Menggagas Kepemimpinan Kolektif Koligial ke Tubuh INI

(Semarang -Notarynews) Beberapa kesan yang kurang tepat telah timbul dengan kritikan dari salah seorang anggota kepada Ikatan Notaris Indonesia. Adalah Prof (HC) Dr Widhi Handoko, SH, SpN dimana publisitas yang menyangkut dirinya memang gencar. Kalau kita hanya membaca pemberitaan mengenai pria kelahiran Wonogiri ini yang memang suka melontarkan kritikan pedas, maka tanpa mengetahui permasalahan dan latar belakangnya, tentunya kita bisa dapat kesan yang keliru.

Prof Widhi menilai dalam setiap keputusan yang diambil sebuah organisasi jika tanpa adanya transparansi tentunya dapat menimbulkan ketidakpercayaan dan spekulasi di antara anggota. Dan hal ini dapat membuat anggota merasa tidak dihargai dan diabaikan.

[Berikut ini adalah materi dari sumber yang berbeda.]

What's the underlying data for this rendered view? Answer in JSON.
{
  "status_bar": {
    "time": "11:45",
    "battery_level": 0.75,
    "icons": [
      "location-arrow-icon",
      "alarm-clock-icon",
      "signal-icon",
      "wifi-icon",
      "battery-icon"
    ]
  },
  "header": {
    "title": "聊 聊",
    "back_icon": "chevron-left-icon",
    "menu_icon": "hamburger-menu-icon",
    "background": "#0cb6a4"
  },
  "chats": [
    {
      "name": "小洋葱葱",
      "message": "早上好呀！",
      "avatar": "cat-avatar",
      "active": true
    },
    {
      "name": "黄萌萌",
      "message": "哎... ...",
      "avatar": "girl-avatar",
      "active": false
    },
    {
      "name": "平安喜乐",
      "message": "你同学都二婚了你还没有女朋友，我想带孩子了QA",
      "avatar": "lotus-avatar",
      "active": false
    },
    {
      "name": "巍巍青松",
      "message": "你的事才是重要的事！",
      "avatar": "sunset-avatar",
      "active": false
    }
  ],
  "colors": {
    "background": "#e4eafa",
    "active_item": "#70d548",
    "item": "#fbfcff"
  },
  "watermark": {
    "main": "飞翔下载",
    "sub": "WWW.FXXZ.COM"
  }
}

Prof (HC) Dr. Widhi Handoko, SH, SpN
Prof (HC) Dr. Widhi Handoko, SH, SpN

“Ketidakmampuan untuk mengelola konflik dengan efektif sering kali memperburuk situasi. Dan jika konflik dibiarkan berlarut-larut tanpa penyelesaian yang adil dapat menyebabkan friksi dan perpecahan dalam organisasi,” tegas Prof Widhi kepada Notarynews usai menghadiri acara Konferwil Pengwil Jateng INI di Ruang Merapi, Hotel Grasia, Kota Semarang, Jawa Tengah, pada Sabtu (3/7).

Prof Widhi mengutarakan kembali gagasan yang telah dilontarkannya pada tiga periode kepengurusan PP INI sebelumnya itu kepada Ikatan Notaris Indonesia seraya menawarkan bahwa ini merupakan pilihan terbaik bagi kemajuan Ikatan Notaris Indonesia di masa depan.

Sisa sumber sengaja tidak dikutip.